Bu nedenle, göç etme gerçeği, o ana kadar doğal kabul edilen çeşitli vazgeçme unsurlarıyla birlikte gelir ve bu kayıpların çoğu, sürpriz olsun: çok ince psikolojik süreçler olduklarından ve soyut düşünmeye dayalı olduklarından, genellikle bu türden zorluklarla gölgelenirler. başka bir ülkeye taşınmayı içeren maddi ve idari (vize almak, resmi daire kiralamak, kamu sistemi ile netleştirmek) sağlık…). Bununla birlikte, orta ve uzun vadede, kişi için ikincisi kadar veya ondan daha önemli hale gelebilirler.
Bu yüzden başka bir ülkeye taşınan birçok insan psikoterapiye gitmeleri gerektiğini fark eder.. Teşhis edilebilir bir psikopatoloji geliştirmemiş olsalar bile hissettikleri bu rahatsızlık bir bakıma yaşam kalitelerini aşındırmaktadır. anlamlı, bu özellikle henüz bir arkadaş grubunuz yoksa veya o yeni şehirde aile üyeleriniz yoksa zor yaşamak. Neyse ki, terapide, duyguları düzgün bir şekilde yönetmeye yardımcı olan kişiselleştirilmiş müdahale programları aracılığıyla bu yas tutma süreçlerinin üstesinden gelmek mümkündür.
- İlgili makale: "Kültür Psikolojisi Nedir?"

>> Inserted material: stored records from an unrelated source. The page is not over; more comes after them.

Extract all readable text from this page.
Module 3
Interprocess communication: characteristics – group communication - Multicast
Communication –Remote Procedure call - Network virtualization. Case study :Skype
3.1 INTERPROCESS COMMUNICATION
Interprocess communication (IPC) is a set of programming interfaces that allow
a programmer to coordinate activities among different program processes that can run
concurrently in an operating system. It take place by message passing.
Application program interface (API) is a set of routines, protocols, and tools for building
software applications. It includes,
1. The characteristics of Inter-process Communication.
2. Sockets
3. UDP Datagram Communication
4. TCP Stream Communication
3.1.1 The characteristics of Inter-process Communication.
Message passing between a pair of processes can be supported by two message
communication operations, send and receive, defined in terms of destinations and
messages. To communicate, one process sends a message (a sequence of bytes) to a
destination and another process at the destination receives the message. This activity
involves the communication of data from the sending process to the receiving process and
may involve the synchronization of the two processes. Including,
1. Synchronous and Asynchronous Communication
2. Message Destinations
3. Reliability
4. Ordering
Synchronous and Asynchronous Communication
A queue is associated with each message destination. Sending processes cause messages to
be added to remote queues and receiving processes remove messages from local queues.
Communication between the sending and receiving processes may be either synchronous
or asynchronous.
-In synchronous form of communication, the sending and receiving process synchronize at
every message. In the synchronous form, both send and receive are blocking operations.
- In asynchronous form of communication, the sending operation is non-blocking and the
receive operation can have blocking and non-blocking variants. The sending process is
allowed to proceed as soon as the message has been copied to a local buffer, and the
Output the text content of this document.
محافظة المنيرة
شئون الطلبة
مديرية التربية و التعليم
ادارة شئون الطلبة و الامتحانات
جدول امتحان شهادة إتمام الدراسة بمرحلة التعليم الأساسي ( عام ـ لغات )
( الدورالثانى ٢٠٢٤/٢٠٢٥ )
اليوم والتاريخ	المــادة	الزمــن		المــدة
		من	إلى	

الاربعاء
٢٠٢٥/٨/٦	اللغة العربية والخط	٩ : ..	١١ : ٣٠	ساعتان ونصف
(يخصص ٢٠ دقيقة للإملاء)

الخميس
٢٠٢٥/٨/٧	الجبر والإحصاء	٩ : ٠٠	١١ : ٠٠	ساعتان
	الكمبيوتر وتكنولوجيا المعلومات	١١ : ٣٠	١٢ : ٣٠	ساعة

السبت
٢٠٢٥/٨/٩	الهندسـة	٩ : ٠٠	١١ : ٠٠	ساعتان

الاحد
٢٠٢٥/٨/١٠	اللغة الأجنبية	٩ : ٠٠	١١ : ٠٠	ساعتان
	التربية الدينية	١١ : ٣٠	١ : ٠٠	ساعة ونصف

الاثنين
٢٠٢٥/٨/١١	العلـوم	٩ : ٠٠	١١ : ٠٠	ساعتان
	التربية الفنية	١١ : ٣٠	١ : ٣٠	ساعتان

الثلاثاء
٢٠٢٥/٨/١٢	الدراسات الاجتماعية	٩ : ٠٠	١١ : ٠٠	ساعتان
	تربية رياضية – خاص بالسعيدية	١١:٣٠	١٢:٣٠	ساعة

Profesyonel psikolojik destek mi arıyorsunuz?
Zor zamanlardan geçiyorsanız ve psikolojik desteğe ihtiyacınız varsa, Benimle irtibata geçin.
Yetişkinler, çiftler, aileler ve ergenlerin bakımında 10 yılı aşkın profesyonel deneyime sahip bir psikoloğum ve şu anda görüntülü görüşme ile çevrimiçi terapi seansları sunuyorum.